Por que a assinatura digital é confiável
Quando você assina com o certificado, a tecnologia garante três coisas:
- Autenticidade: a assinatura identifica, sem margem para dúvida, quem assinou;
- Integridade: qualquer alteração no documento depois da assinatura é detectada — a assinatura "quebra";
- Não repúdio: o signatário não consegue negar depois que assinou.
Onde você pode usar
- Contratos de compra e venda, prestação de serviços e locação;
- Procurações e declarações;
- Documentos trabalhistas e societários;
- Petições em processos eletrônicos (advogados);
- Notas fiscais eletrônicas e obrigações junto à Receita Federal.

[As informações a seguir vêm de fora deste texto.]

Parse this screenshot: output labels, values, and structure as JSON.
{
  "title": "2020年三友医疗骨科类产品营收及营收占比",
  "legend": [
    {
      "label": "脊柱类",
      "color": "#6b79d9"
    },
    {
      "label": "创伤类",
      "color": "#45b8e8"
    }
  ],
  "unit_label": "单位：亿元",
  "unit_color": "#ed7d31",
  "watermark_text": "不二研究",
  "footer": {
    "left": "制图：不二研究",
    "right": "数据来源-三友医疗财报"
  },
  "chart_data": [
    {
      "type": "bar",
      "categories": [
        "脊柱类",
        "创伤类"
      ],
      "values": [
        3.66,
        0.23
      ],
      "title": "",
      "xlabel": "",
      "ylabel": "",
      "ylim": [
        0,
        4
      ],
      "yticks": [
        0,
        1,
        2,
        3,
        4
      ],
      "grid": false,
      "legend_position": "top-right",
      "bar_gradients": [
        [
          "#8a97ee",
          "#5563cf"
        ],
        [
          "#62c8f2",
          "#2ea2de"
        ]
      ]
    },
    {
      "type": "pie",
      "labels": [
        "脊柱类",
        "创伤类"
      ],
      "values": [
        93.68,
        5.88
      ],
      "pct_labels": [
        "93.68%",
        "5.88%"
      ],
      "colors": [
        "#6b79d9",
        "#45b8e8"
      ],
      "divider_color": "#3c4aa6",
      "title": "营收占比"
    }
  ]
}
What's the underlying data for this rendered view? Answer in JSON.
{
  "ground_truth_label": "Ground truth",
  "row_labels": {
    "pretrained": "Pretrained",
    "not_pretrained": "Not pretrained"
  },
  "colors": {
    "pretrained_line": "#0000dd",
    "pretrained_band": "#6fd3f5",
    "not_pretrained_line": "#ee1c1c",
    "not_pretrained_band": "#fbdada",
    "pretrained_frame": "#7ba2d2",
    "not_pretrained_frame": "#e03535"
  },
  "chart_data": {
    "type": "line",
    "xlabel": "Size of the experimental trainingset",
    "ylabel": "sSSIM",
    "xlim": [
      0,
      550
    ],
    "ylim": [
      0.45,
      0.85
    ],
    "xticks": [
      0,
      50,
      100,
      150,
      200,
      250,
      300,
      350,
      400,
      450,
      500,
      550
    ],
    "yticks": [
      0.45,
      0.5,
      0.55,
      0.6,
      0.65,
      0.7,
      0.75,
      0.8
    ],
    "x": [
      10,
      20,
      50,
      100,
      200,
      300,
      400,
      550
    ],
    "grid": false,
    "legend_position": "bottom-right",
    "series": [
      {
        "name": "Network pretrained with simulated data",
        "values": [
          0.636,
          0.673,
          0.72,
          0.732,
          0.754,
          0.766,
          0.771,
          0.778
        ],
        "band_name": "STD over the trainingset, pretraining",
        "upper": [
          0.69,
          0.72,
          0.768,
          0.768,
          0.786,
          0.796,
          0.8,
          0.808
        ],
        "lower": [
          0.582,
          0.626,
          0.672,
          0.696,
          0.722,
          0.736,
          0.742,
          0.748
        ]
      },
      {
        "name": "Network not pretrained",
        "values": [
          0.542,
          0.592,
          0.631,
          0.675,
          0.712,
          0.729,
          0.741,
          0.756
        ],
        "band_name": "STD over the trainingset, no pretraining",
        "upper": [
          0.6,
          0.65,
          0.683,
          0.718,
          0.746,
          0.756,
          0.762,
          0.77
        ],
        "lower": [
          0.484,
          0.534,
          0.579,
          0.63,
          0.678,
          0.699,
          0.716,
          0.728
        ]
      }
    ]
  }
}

Assinatura digital é diferente de assinatura eletrônica?
Sim. Assinatura eletrônica é o termo genérico para qualquer forma de manifestar concordância em meio digital (até um "aceito" num aplicativo). A assinatura digital com certificado ICP-Brasil é o tipo mais robusto: é a chamada assinatura qualificada, aceita inclusive nos casos em que a lei exige o nível máximo de segurança, como em atos com o poder público.